Rub in vegetable shortening to flour mixture.
Add enough water to make a soft dough. Once the dough comes together, knead for 2 minutes. Dab a little oil all over the dough and cover and let rest for at least 30 minutes.
Fill a pot with 2 inches of water and then insert a steamer rack. Cover pot and bring to a boil. Meanwhile, divide dough into 4 – 5 equal pieces and form into balls or roll lengthways into oblong – about 2 inches thick and 4 inches wide.
Working in batches (depending on the size and width of your pot), place the dough onto the steamer, cover pot and let cook for 8 – 9 minutes. If steaming on top of rice, cook for 10 – 12 minutes.
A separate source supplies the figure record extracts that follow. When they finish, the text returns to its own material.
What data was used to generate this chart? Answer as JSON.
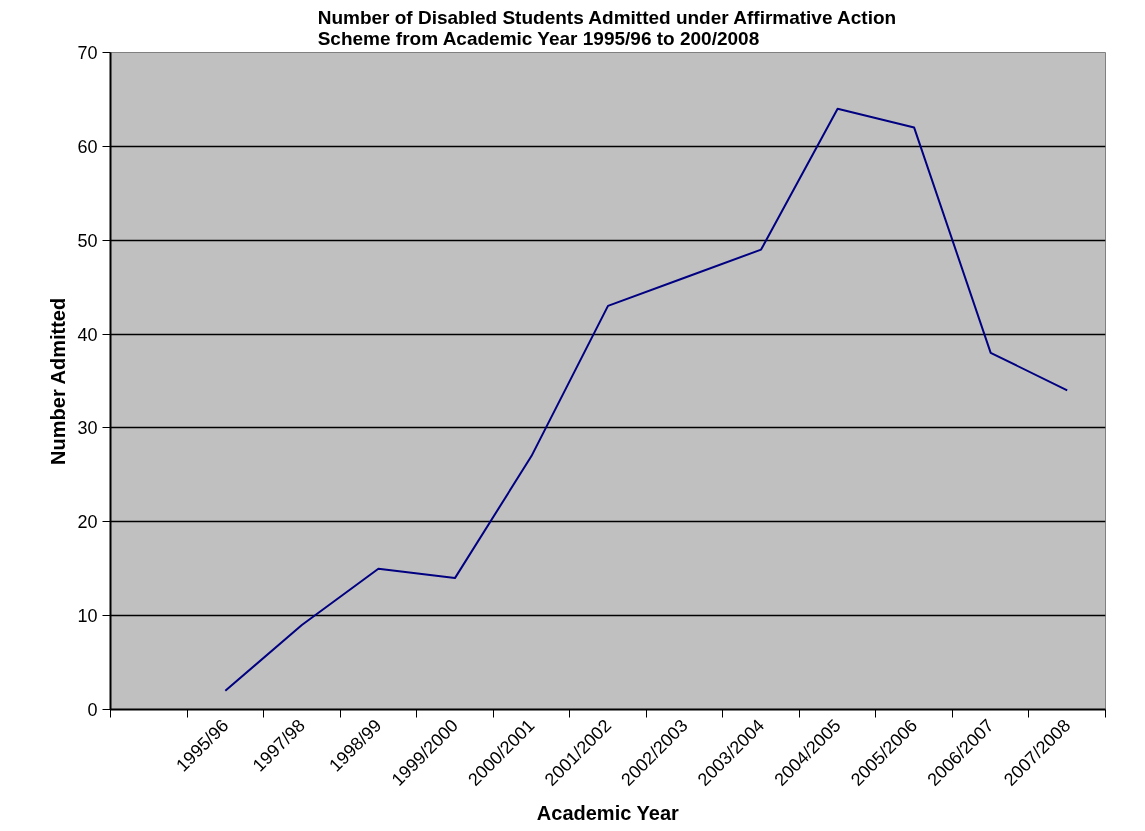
{
  "chart_data": {
    "type": "line",
    "title": "Number of Disabled Students Admitted under Affirmative Action\nScheme from Academic Year 1995/96 to 200/2008",
    "xlabel": "Academic Year",
    "ylabel": "Number Admitted",
    "categories": [
      "1995/96",
      "1997/98",
      "1998/99",
      "1999/2000",
      "2000/2001",
      "2001/2002",
      "2002/2003",
      "2003/2004",
      "2004/2005",
      "2005/2006",
      "2006/2007",
      "2007/2008"
    ],
    "series": [
      {
        "color": "#000080",
        "values": [
          2,
          9,
          15,
          14,
          27,
          43,
          46,
          49,
          64,
          62,
          38,
          34
        ]
      }
    ],
    "ylim": [
      0,
      70
    ],
    "yticks": [
      0,
      10,
      20,
      30,
      40,
      50,
      60,
      70
    ],
    "grid": "y",
    "marker": "none",
    "line_style": "solid"
  }
}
The times will always vary depending on the size and thickness of the dumplings and how it is being cooked.
Remove from pot and serve as you please.
Note
To avoid the dumplings sticking to the steamer, cut a piece of wax/grease proof paper or parchment paper to the width of the pot, brush it with a little oil and then place the dumplings on the greased paper before transferring to the pot with the steamer. Cut a little whole in the middle of the paper so that the handle of the steamer can slide through easily.